Selon l'exposé des motifs, la volonté de constituer une telle commission d'enquête résulte d'interrogations « sur l'attitude de la direction du groupe EADS et de sa filiale Airbus, sur l'organisation de la production, sur les relations fonctionnelles entre EADS et Airbus, sur la circulation des informations et les prises de décision entre les deux groupes, sur le comportement des différents actionnaires et sur la stratégie de l'État (actionnaire de référence d'EADS par le biais de la SOGEAD) et, d'une façon générale, sur l'opacité de la gestion du Groupe EADS-Airbus . »

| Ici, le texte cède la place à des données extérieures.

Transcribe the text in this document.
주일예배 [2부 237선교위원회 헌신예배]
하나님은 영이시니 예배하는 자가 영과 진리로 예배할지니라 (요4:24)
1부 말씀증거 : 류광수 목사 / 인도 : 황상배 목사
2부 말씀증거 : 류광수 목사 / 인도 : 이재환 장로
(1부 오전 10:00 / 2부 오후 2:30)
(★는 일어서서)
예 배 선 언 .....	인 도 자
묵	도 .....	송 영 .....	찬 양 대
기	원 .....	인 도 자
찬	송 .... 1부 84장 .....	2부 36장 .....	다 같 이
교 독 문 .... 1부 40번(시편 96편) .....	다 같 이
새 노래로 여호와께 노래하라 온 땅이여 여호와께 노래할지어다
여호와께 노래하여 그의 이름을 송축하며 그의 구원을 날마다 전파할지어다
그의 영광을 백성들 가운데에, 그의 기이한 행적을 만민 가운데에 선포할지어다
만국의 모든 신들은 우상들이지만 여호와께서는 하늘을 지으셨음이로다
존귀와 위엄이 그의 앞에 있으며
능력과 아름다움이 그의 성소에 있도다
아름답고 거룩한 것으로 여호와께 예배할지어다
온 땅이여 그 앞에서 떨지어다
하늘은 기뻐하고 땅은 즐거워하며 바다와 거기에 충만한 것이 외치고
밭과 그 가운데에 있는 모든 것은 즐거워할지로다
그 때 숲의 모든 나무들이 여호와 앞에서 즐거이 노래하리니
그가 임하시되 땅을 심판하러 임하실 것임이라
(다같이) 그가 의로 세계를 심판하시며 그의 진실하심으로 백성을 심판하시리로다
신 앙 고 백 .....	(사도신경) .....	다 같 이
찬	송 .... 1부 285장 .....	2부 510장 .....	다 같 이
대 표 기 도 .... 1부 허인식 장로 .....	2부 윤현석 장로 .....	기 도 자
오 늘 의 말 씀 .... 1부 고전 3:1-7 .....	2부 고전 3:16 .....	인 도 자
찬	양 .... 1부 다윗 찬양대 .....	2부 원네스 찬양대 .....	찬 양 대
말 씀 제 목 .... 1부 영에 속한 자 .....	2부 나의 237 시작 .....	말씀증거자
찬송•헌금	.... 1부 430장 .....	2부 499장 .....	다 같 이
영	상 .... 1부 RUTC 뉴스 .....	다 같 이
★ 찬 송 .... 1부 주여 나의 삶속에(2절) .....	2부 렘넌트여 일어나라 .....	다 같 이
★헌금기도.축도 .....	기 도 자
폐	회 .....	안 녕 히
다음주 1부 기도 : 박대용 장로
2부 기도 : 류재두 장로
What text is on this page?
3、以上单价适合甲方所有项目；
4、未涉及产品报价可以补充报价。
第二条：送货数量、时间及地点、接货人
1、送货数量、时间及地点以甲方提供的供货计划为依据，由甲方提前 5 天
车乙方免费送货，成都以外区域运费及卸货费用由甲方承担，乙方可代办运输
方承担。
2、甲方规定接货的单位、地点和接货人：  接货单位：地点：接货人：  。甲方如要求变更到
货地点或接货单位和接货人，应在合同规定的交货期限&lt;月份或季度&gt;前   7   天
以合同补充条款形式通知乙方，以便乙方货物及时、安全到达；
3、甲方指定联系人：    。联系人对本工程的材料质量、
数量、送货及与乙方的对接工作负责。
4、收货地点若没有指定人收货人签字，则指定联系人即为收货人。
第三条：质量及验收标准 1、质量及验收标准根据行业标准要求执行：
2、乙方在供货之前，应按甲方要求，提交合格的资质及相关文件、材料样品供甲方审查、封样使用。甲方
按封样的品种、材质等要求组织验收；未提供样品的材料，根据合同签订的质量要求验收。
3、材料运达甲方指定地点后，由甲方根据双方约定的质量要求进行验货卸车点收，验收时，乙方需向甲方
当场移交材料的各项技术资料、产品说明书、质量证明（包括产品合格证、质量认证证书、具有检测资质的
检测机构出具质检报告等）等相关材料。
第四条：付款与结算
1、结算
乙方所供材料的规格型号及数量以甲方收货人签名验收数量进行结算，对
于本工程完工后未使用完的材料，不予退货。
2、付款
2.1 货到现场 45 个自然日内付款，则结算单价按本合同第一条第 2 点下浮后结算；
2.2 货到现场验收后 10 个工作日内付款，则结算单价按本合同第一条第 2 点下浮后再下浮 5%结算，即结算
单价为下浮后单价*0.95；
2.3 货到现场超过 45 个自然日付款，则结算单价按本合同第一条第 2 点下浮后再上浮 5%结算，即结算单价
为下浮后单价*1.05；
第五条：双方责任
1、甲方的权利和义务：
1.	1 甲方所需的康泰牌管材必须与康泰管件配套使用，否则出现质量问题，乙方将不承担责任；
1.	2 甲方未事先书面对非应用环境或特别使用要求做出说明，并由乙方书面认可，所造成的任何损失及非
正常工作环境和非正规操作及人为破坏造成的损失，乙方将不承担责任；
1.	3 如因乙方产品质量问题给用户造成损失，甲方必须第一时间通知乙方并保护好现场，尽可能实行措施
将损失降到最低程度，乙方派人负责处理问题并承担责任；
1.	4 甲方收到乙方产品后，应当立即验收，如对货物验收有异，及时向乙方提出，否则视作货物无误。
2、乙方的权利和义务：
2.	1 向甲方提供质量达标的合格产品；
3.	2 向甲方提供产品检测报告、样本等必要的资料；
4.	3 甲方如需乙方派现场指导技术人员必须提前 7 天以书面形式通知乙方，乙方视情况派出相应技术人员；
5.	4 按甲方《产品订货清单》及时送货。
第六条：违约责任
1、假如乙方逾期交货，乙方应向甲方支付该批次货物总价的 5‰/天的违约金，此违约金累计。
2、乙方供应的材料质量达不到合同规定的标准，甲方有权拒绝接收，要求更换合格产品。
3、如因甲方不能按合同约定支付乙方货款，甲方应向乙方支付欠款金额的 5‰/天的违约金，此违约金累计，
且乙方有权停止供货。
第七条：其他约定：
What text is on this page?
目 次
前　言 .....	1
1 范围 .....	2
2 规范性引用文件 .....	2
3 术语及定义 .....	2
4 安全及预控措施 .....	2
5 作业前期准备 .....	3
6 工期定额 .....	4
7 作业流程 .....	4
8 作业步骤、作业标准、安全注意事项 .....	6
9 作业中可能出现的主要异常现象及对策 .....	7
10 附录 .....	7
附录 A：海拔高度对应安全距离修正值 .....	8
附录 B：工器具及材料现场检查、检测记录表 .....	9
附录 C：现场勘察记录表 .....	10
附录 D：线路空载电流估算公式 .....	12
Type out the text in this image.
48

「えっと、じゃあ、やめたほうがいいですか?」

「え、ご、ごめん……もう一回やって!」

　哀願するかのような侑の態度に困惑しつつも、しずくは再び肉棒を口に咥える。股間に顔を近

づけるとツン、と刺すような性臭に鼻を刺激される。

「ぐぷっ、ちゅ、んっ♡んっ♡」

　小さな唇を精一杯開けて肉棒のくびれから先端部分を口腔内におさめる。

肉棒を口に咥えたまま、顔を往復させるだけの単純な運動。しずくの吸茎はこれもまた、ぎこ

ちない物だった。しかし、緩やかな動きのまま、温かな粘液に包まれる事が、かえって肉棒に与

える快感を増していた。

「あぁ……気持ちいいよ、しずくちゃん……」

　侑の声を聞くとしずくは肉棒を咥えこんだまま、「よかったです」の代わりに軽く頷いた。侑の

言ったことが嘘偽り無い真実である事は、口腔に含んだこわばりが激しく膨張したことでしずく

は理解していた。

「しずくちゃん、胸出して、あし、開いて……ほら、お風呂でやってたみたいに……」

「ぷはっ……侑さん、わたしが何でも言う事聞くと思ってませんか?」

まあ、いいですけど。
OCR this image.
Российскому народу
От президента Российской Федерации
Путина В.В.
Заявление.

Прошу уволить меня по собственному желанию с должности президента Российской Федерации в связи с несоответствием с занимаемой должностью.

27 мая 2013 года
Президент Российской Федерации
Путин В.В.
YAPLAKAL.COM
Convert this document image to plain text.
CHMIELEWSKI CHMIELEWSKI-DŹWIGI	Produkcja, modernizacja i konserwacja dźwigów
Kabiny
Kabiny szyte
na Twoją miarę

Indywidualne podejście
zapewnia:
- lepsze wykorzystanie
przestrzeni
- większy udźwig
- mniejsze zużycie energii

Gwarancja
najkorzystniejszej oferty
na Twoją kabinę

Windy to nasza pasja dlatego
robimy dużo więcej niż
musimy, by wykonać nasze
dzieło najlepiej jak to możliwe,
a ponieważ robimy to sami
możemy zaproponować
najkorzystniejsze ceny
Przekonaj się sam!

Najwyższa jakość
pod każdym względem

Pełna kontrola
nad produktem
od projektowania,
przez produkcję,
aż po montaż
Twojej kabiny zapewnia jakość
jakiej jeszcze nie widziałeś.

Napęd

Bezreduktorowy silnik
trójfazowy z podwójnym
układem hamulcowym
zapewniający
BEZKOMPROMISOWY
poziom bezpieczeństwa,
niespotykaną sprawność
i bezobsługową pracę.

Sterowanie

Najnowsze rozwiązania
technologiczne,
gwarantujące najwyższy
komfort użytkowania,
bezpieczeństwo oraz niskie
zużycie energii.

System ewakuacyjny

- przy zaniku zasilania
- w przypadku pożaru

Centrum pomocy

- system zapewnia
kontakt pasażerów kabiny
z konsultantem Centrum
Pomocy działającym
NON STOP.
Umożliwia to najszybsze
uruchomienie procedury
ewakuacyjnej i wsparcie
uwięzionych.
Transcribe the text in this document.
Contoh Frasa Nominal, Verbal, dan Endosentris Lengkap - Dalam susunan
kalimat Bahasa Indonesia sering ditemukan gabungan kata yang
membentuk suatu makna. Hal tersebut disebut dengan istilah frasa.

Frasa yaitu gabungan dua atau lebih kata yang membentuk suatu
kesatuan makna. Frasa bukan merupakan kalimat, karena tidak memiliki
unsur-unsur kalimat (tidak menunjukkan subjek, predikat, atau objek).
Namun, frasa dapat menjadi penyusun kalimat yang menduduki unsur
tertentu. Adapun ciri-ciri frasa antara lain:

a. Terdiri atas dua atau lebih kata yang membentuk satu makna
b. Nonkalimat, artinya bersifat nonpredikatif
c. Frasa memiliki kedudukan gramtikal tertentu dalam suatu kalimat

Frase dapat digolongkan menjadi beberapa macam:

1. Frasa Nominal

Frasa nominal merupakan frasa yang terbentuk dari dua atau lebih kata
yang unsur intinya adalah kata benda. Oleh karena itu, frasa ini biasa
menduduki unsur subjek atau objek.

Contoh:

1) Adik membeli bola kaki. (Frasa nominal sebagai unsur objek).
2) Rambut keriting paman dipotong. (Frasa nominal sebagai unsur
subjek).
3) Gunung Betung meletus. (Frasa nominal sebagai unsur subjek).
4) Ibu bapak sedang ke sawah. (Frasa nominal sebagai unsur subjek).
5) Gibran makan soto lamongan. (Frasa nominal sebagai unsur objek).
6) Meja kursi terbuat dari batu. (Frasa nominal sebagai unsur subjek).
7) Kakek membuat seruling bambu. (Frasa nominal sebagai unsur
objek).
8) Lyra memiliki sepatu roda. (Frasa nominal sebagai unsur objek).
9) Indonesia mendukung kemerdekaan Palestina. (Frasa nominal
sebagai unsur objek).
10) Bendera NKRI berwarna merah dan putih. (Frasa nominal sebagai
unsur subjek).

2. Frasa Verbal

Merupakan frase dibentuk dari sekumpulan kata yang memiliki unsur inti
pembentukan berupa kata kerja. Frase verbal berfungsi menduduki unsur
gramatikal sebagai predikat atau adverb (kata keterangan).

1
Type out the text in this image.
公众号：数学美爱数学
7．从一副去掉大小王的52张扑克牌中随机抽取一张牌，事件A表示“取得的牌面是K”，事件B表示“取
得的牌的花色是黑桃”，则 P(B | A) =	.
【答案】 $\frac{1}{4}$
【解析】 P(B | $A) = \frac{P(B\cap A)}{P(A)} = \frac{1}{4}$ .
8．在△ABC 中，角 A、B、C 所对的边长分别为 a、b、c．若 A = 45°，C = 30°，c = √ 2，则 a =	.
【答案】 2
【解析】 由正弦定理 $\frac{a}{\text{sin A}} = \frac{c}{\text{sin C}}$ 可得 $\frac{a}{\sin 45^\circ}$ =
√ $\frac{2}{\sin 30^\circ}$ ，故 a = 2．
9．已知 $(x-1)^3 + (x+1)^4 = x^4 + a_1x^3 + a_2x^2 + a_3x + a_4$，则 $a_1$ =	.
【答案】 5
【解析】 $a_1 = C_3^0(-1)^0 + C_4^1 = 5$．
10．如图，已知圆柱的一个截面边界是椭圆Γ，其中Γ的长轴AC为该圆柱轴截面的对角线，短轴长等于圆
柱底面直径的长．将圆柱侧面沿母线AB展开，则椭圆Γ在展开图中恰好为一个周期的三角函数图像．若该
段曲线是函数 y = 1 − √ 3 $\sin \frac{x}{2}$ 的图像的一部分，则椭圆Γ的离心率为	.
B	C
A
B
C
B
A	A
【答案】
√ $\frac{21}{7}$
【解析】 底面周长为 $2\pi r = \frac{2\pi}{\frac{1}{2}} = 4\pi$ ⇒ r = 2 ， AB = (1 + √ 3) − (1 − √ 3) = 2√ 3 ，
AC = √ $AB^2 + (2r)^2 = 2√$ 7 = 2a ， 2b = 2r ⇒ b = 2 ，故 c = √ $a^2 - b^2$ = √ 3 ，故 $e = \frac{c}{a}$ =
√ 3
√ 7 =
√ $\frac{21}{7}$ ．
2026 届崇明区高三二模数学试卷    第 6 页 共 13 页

Il y est en effet relevé que « les choix des actionnaires industriels de référence, et notamment du Groupe Lagardère, qui a préféré céder il y a quelques mois une part important de ses titres pour se recentrer sur son activité médias, ont fragilisé la structure actionnariale du groupe EADS. Il semble donc que l'État actionnaire n'a finalement pas exercé de véritable vigilance sur le plan industriel dans la période récente, et que l'agence des participations de l'État n'a pas joué son rôle, alors que c'est l'une de ses missions . »
Or, selon les auteurs du texte proposé, « l'État se doit d'intervenir, parce qu'il est actionnaire, mais aussi parce qu'il s'agit de l'avenir d'un grand groupe industriel européen, et de milliers d'emplois directs et indirects dans de nombreuses régions de notre pays. L'aide de l'État doit passer par un soutien financier notamment en matière d'innovation et de recherche. Toute passivité serait coupable . »
Soulignant que le Bundestag avait également manifesté sa volonté d'enquêter sur la situation du groupe EADS, M. Bertrand Auban et les membres du groupe socialiste, apparentés et rattachés estiment donc que « le Sénat, dans le cadre de sa mission de contrôle financier des entreprises nationales, doit enquêter sur les raisons des retards de production et de livraison de l'Airbus A 380, sur l'opacité du système de prise de décision, sur la chaîne des prises de décisions, et sur le système d'organisation du Groupe EADS, afin que les erreurs de la période passée soient corrigées, et que l'outil industriel que ce groupe constitue puisse être utilisé dans le but pour lequel il a été créé. »
Des faits survenus dans la gestion d'une entreprise dans laquelle l'Etat dispose d'une participation financière évaluée à 15 % du capital social 1 ( * ) , seraient donc l'objet de la commission d'enquête dont la constitution est aujourd'hui sollicitée.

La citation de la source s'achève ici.